- Web Desk
- Feb 20, 2024
Airstrikes won’t solve militancy problem of Iran and Pakistan, talks will
- Zia Ur Rehman
- Jan 21, 2024
The recent exchange of airstrikes between Iran and Pakistan has sent a chilling message, emphasizing the critical need for diplomatic resolutions over military confrontations. While concerns of both countries about militant activity are legitimate, the resort to cross-border attacks is a dangerous gamble that risks plunging the region into further instability.
Both nations need to step back, breathe, and find a way to talk, not fight. The escalation not only jeopardizes regional stability but also has the potential to deepen sectarian tensions, given the Sunni-majority population in Pakistan and the Shia majority in Iran. Additionally, it threatens to undermine the positive momentum in the region generated by the China-brokered Iran-Saudi rapprochement.
Firstly, Tehran’s decision to launch airstrikes first carries the risk of igniting a dangerous cycle of retaliation, ultimately proving unfruitful in addressing the issue of cross-border militancy. Understandably, Iran faces internal security challenges, particularly after the January 3 suicide bombing in Kerman claimed by the Islamic State Khorasan Province, killing over 100 people. Most of the experts studying the conflict in the region believe that Iran’s airstrike appears to be a hastily executed attempt to pacify a restless public by flexing military muscle. However, this “shoot first, think later” approach, carrying out airstrikes not just in Pakistan but also in Iraq and Syria, reveals a troubling trend of externalizing internal pressures.
But whether Iranian militant groups like Jaish-al Adl and Jundullah, or Pakistani proscribed groups like Baloch Liberation Front and Baloch Liberation Army, these actors thrive on chaos and instability. Escalation only strengthens their narrative and recruitment potential. Unintended civilian casualties could further alienate populations on both sides, providing fertile ground for resentment and extremist ideologies.
Secondly, the escalation of tensions between Pakistan and Iran could have broader regional repercussions. Both nations play crucial roles in the South Asian and Middle Eastern geopolitical landscapes. A sustained conflict could spill over into other flashpoints, destabilizing the already fragile balance of power and potentially drawing in other regional actors. The consequences for trade, security, and overall regional cooperation would be immense.
But it’s not just about the big picture. Think of the Baloch people, living along this 900-kilometer border, their lives woven together by kinship and trade. Now, their villages are in the crossfire, their livelihoods attached to the border economy are threatened, and their ancestral ties are strained. This isn’t just a political game, it’s about real lives, real people caught in the middle.
Instead of resorting to violence, Pakistan and Iran should explore diplomatic avenues to address their concerns about cross-border militancy.

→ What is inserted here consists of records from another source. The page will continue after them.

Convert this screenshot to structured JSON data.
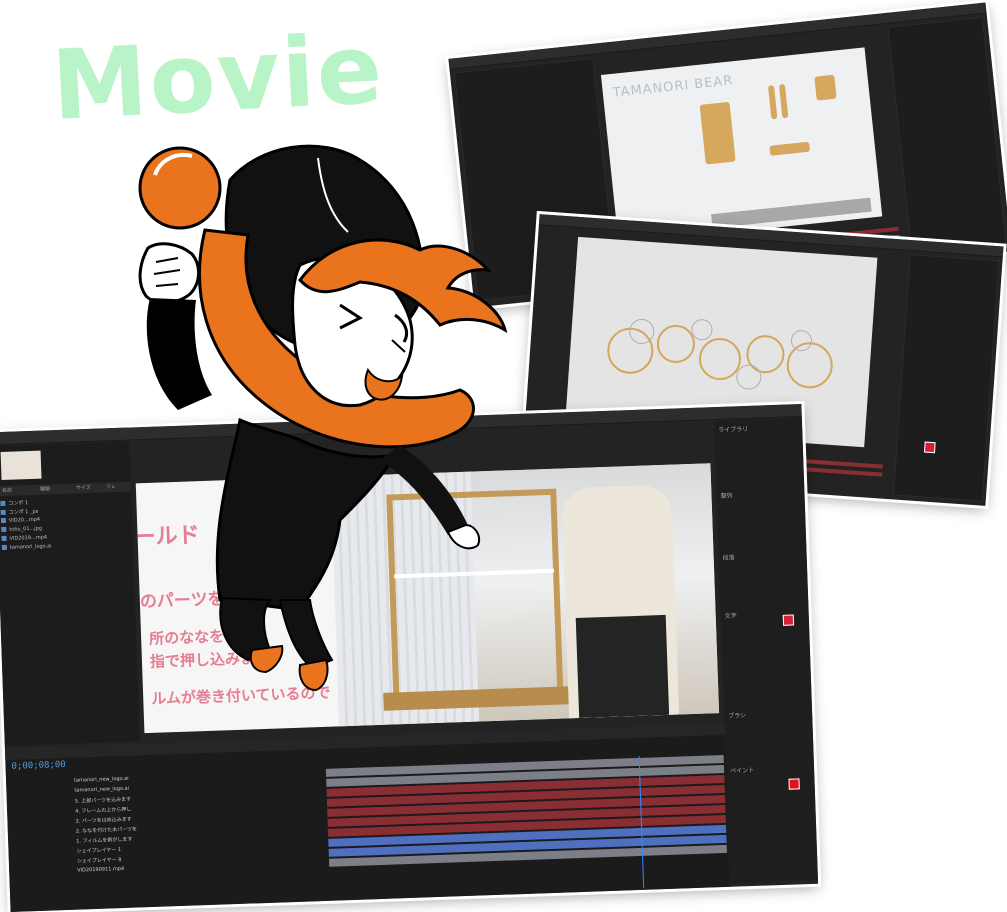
{
  "title": "Movie",
  "screenshot_1": {
    "brand": "TAMANORI BEAR"
  },
  "screenshot_3": {
    "timecode": "0;00;08;00",
    "project_header": [
      "名前",
      "種類",
      "サイズ",
      "フレ"
    ],
    "files": [
      "コンポ 1",
      "コンポ 1 _ps",
      "VID20...mp4",
      "tobu_01...jpg",
      "VID2019...mp4",
      "tamanori_logo.ai",
      "..."
    ],
    "subtitles": [
      "ールド",
      "のパーツを付",
      "所のななを付",
      "指で押し込みま",
      "ルムが巻き付いているので"
    ],
    "layers": [
      "tamanori_new_logo.ai",
      "tamanori_new_logo.ai",
      "5. 上部パーツを込みます",
      "4. フレームの上から押し",
      "3. パーツをはめ込みます",
      "2. ななを付けた木パーツを",
      "1. フィルムを剥がします",
      "シェイプレイヤー 1",
      "シェイプレイヤー 8",
      "VID20190911.mp4"
    ],
    "panel_labels": [
      "ライブラリ",
      "整列",
      "段落",
      "文字",
      "ブラシ",
      "ペイント"
    ]
  },
  "colors": {
    "title": "#b9f3c8",
    "accent_orange": "#e9741d",
    "timecode_blue": "#4d9de0",
    "subtitle_pink": "#e26981",
    "track_red": "#8a2e34",
    "track_blue": "#4f6fc0"
  },
  "icons": [
    "fist-icon",
    "mascot-character"
  ]
}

Direct talks between the two nations, or talks facilitated by neutral third parties such as China, are crucial to fostering mutual understanding and finding common ground. Collaborative intelligence sharing, joint initiatives to address the root causes of extremism, and strengthened border security measures could be far more effective in tackling the problem.
The recent phone calls between the foreign ministers of both countries are a positive step. This willingness to communicate directly, bypassing inflammatory rhetoric, is crucial to creating an environment conducive to dialogue and compromise.
In conclusion, the recent airstrikes are a stark warning. Pakistan and Iran stand at a crossroads. They can choose the path of violence, leading to further instability and suffering. Or, they can choose the path of diplomacy and cooperation, building a more peaceful future for their people and the region as a whole. The choice is theirs, and the consequences will be far-reaching.